The FDA move requires e-cigarette vendors to submit a pre-market tobacco application for their products to the FDA for approval and is threatening to gut the domestic market. Vendors and manufactures have until Aug. 8, 2018 to submit the applications for their products and many are anticipating closure, due to the application costs, which range from $100,000 to $400,000 dollars each.
Even if the administration does not directly challenge the FDA rules, vapers are hoping for recourse in Congress. Earlier this year, the House of Representatives passed the Cole-Bishop amendment, which would remove much of the onerous requirements from the FDA’s decision and give the industry more time to respond to FDA requirements. The Senate is expected to vote on the amendment as part of a larger spending package and supporters are hopeful for its passage.
Despite the general optimism within the industry, there is one aspect of Trump’s agenda that is leaving them concerned. Due to the high cost of labor in the U.S., vaping devices, like most electronics, are assembled oversees, largely in China.
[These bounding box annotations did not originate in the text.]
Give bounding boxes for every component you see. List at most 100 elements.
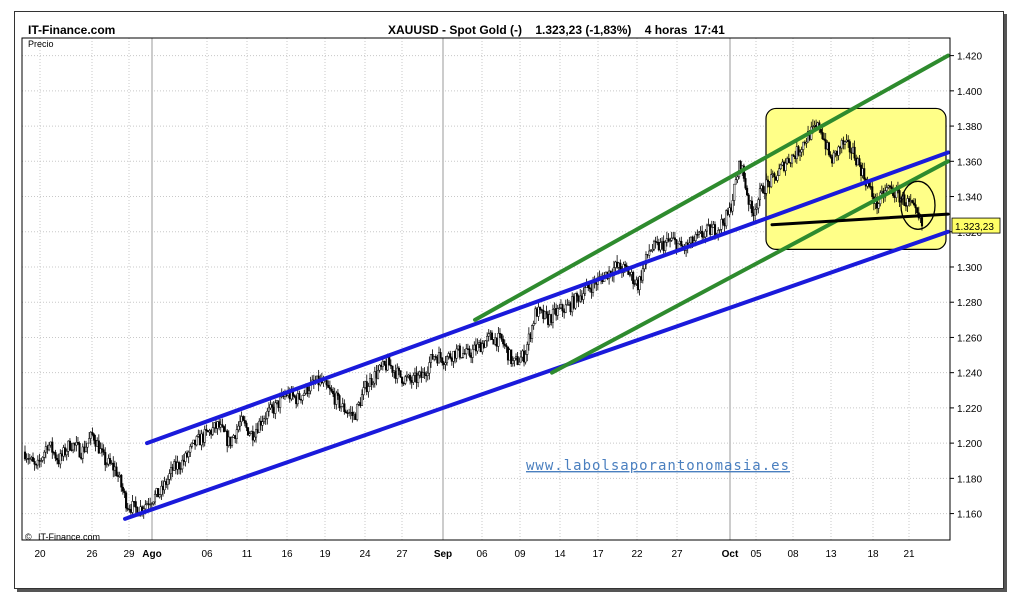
candle-body: [644, 254, 648, 265]
watermark-link[interactable]: www.labolsaporantonomasia.es: [526, 458, 790, 474]
candle-body: [800, 149, 803, 153]
candle-body: [734, 179, 737, 185]
candle: [157, 488, 160, 498]
candle-body: [376, 369, 380, 379]
candle-body: [903, 194, 906, 206]
candle-body: [428, 362, 431, 374]
candle-body: [274, 402, 277, 414]
candle: [558, 303, 561, 310]
candle: [798, 149, 802, 161]
candle-body: [582, 293, 585, 300]
candle-body: [502, 338, 505, 345]
candle: [401, 376, 404, 387]
candle-body: [877, 203, 880, 209]
candle-body: [298, 393, 301, 400]
candle: [486, 332, 489, 347]
candle: [823, 132, 826, 142]
candle: [54, 449, 57, 462]
candle-body: [340, 406, 343, 409]
candle: [412, 372, 415, 386]
candle-body: [633, 283, 636, 285]
candle-body: [230, 437, 234, 446]
candle-body: [68, 440, 71, 451]
candle-body: [153, 494, 157, 503]
candle-body: [673, 237, 676, 241]
candle-body: [243, 420, 246, 424]
candle-body: [524, 354, 527, 363]
candle-body: [104, 452, 107, 466]
candle: [397, 366, 400, 376]
x-tick-label: 29: [123, 549, 135, 560]
candle-body: [445, 356, 449, 364]
candle-body: [258, 420, 261, 433]
candle-body: [776, 175, 779, 181]
candle-body: [356, 404, 359, 420]
candle-body: [263, 418, 266, 422]
candle-body: [75, 442, 78, 446]
y-tick-label: 1.160: [957, 510, 982, 521]
candle: [338, 393, 341, 412]
candle-body: [731, 200, 734, 212]
candle: [78, 441, 81, 458]
candle-body: [92, 434, 96, 441]
candle-body: [378, 364, 381, 371]
candle: [168, 469, 171, 485]
candle-body: [770, 174, 773, 188]
candle: [100, 442, 104, 457]
candle-body: [405, 376, 408, 378]
candle: [458, 343, 461, 360]
candle: [203, 425, 206, 447]
candle-body: [293, 395, 296, 397]
candle-body: [168, 473, 171, 480]
candle-body: [778, 168, 781, 176]
candle: [652, 239, 656, 252]
candle-body: [389, 364, 392, 367]
candle: [153, 490, 157, 506]
candle: [89, 430, 92, 446]
candle-body: [221, 424, 224, 427]
candle-body: [449, 353, 452, 359]
candle: [125, 490, 128, 512]
candle-body: [762, 185, 765, 194]
candle: [43, 450, 46, 464]
candle-body: [540, 309, 543, 311]
candle-body: [912, 202, 916, 205]
candle-body: [100, 448, 104, 450]
candle-body: [914, 204, 917, 209]
candle-body: [121, 486, 124, 492]
candle: [765, 173, 768, 196]
candle: [221, 418, 224, 428]
x-tick-label: 22: [631, 549, 643, 560]
candle: [91, 427, 94, 437]
x-tick-label: 06: [476, 549, 488, 560]
candle: [628, 272, 632, 278]
candle-body: [328, 387, 331, 390]
candle: [701, 225, 704, 241]
candle-body: [827, 142, 830, 155]
candle: [409, 372, 412, 385]
candle: [746, 185, 749, 197]
candle-body: [718, 229, 721, 231]
candle-body: [518, 361, 521, 365]
candle: [351, 406, 354, 423]
candle: [821, 127, 824, 140]
candle: [131, 494, 134, 518]
candle-body: [246, 427, 250, 436]
candle-body: [787, 158, 790, 163]
candle: [465, 343, 468, 359]
candle-body: [641, 268, 644, 281]
candle: [670, 231, 673, 242]
candle-body: [401, 376, 404, 384]
candle-body: [123, 490, 126, 494]
y-tick-label: 1.360: [957, 157, 982, 168]
candle-body: [388, 357, 391, 366]
candle: [526, 341, 529, 362]
candle-body: [847, 139, 850, 142]
candle-body: [486, 336, 489, 342]
candle-body: [205, 429, 208, 431]
candle: [770, 168, 773, 189]
candle: [787, 153, 790, 164]
candle: [792, 153, 795, 158]
candle-body: [765, 179, 768, 194]
candle: [134, 496, 137, 514]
“If there were to be trade tariffs imposed at some point in time in the next four years, that would be a negative because we are an electronics industry,” Verleur, who oversees the largest independent vaporizer brand in the U.S., told TheDCNF. “Outside of that I would say on the home front the regulatory clouds may be parting for our industry. So as long as China tariffs are not imposed, I think it could be more good than bad that Mr. Trump has ascended to the presidency.”
The industry will still face major opposition from health officials at the federal and state level, who argue the vapor exhaled by e-cigarette users is a threat to air quality and presents second-hand hazards to those exposed. The Tennessee Department of Health even issued an advisory Jan. 9 warning against using e-cigarettes to quit smoking.
Proponents of vaping argue critics are ignoring the positive impact the devices are having on current smokers.
“Our industry is one born out of innovation,” said Verleur. “You would not have seen an industry go from nothing to in excess of $5 billion domestically in the flash of an eye if we were not solving some problem.”